HPC from A-Z (part 9) - I

Insurance


Like all financial services companies today, insurance companies (whether national or global in scale) are under constant pressure. The rise of consumer empowerment through the growth of online comparison sites means insurance companies’ websites need to manage increased volume of traffic, requiring additional processing power. Meanwhile, the reporting requirements from the regulatory environment are unrelenting. And this all comes against a backdrop of consumer uncertainty about the economic future and an incredibly competitive industry.


Recently I was impressed with the bold action a major international insurance customer, specializing in retail services, took to plan ahead for these types of challenges. The company wanted to support strategic decision-making around the complex issue of the ‘inherited estate’ by scaling out from a small, overloaded cluster to hundreds of machines. It also needed to manage the workload brought on by the strict UK regulatory environment – PriceWaterhouseCoopers had dauntingly explained it would need a ‘weapon of mass computation’ to achieve this.


HPC gave the company the ability to run up to 10 times more scenario models at once, providing it with the information needed to make a strategic decision not to reallocate inherited estate money. However, the overall strategic value gained is something which the wider insurance industry would benefit from considering.
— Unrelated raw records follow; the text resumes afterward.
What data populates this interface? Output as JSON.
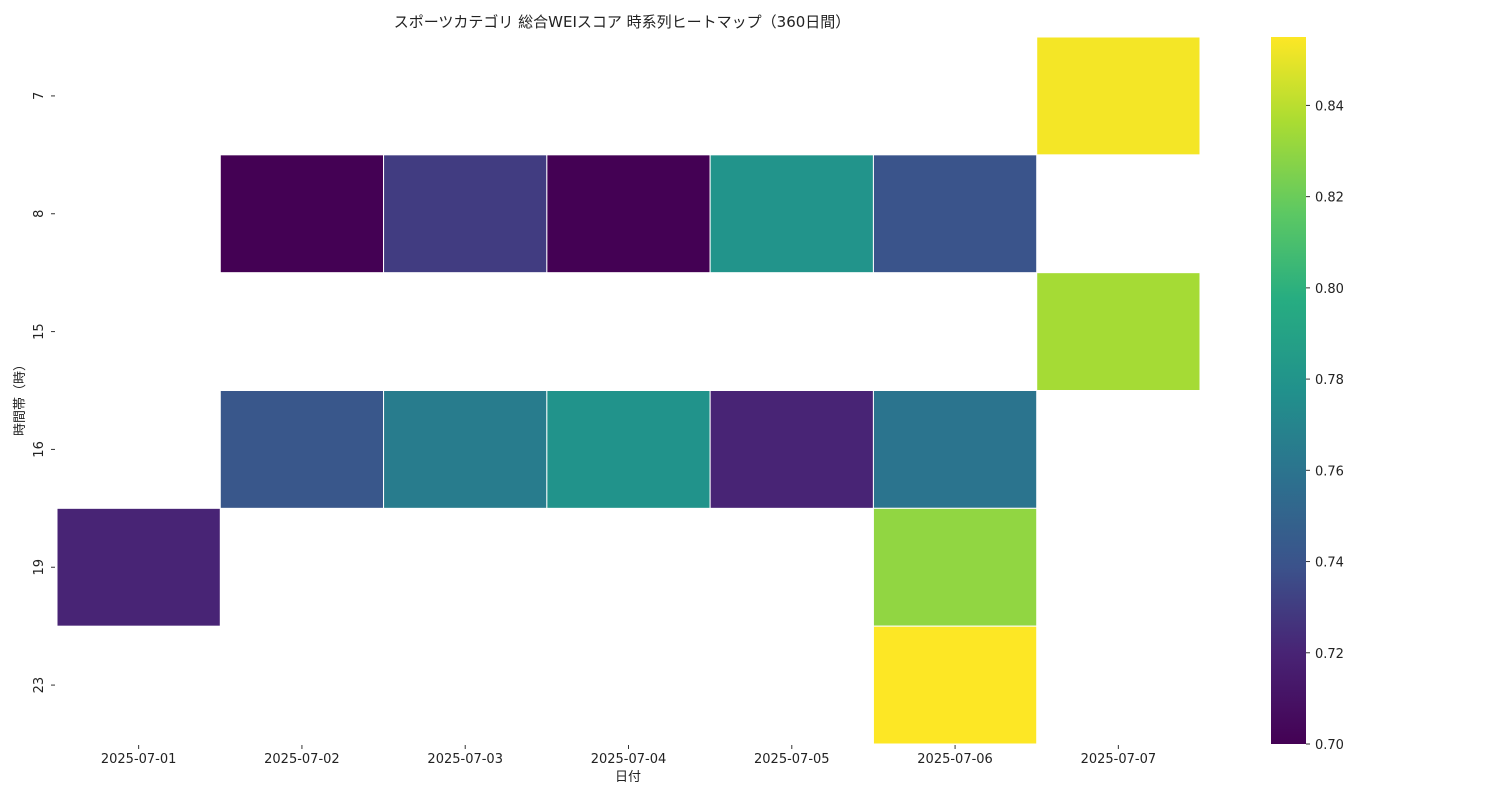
{
  "chart_data": {
    "type": "heatmap",
    "title": "スポーツカテゴリ 総合WEIスコア 時系列ヒートマップ（360日間）",
    "xlabel": "日付",
    "ylabel": "時間帯（時）",
    "x": [
      "2025-07-01",
      "2025-07-02",
      "2025-07-03",
      "2025-07-04",
      "2025-07-05",
      "2025-07-06",
      "2025-07-07"
    ],
    "y": [
      "7",
      "8",
      "15",
      "16",
      "19",
      "23"
    ],
    "values": [
      [
        null,
        null,
        null,
        null,
        null,
        null,
        0.853
      ],
      [
        null,
        0.7,
        0.73,
        0.7,
        0.78,
        0.74,
        null
      ],
      [
        null,
        null,
        null,
        null,
        null,
        null,
        0.835
      ],
      [
        null,
        0.742,
        0.765,
        0.779,
        0.72,
        0.76,
        null
      ],
      [
        0.72,
        null,
        null,
        null,
        null,
        0.83,
        null
      ],
      [
        null,
        null,
        null,
        null,
        null,
        0.855,
        null
      ]
    ],
    "colorscale": "viridis",
    "colorbar": {
      "range": [
        0.7,
        0.855
      ],
      "ticks": [
        "0.70",
        "0.72",
        "0.74",
        "0.76",
        "0.78",
        "0.80",
        "0.82",
        "0.84"
      ]
    },
    "grid": false
  }
}
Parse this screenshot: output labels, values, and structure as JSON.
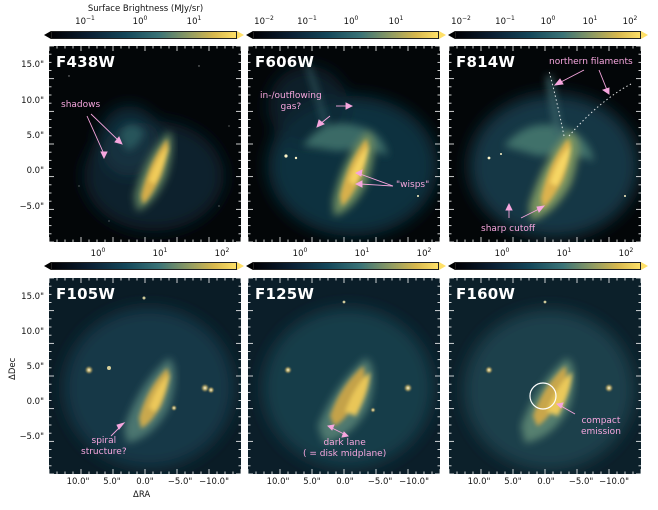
{
  "colorbars": {
    "title": "Surface Brightness (MJy/sr)",
    "f438w": [
      "10",
      "10",
      "10"
    ],
    "f438w_exp": [
      "−1",
      "0",
      "1"
    ],
    "f606w_exp": [
      "−2",
      "−1",
      "0",
      "1"
    ],
    "f814w_exp": [
      "−2",
      "−1",
      "0",
      "1",
      "2"
    ],
    "bottom_exp": [
      "0",
      "1",
      "2"
    ],
    "base": "10"
  },
  "panels": [
    {
      "filter": "F438W"
    },
    {
      "filter": "F606W"
    },
    {
      "filter": "F814W"
    },
    {
      "filter": "F105W"
    },
    {
      "filter": "F125W"
    },
    {
      "filter": "F160W"
    }
  ],
  "annotations": {
    "shadows": "shadows",
    "inflow": [
      "in-/outflowing",
      "gas?"
    ],
    "wisps": "\"wisps\"",
    "northern": "northern filaments",
    "sharp": "sharp cutoff",
    "spiral": [
      "spiral",
      "structure?"
    ],
    "darklane": [
      "dark lane",
      "( = disk midplane)"
    ],
    "compact": [
      "compact",
      "emission"
    ]
  },
  "axes": {
    "ylabel": "ΔDec",
    "xlabel": "ΔRA",
    "yticks_top": [
      "15.0\"",
      "10.0\"",
      "5.0\"",
      "0.0\"",
      "−5.0\""
    ],
    "yticks_bottom": [
      "15.0\"",
      "10.0\"",
      "5.0\"",
      "0.0\"",
      "−5.0\""
    ],
    "xticks": [
      "10.0\"",
      "5.0\"",
      "0.0\"",
      "−5.0\"",
      "−10.0\""
    ]
  },
  "colors": {
    "annotation": "#f6a6de",
    "background": "#030608",
    "emission": "#e8b84a"
  }
}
While this customer’s approach is not unique, there are still many companies in the industry that have not implemented tools that allow them to improve the performance of their compute applications and hardware. And beyond this, there’s even more value to be derived from existing HPC infrastructure: for example, extending modelling to Individual Capital Assessments. These tools help firms identify major sources of risk within their business (credit, market, liquidity, operational and insurance risks) and perform appropriate stress scenario testing for each of the identified risks. Surely this is hugely desirable, if not essential, for the industry at large?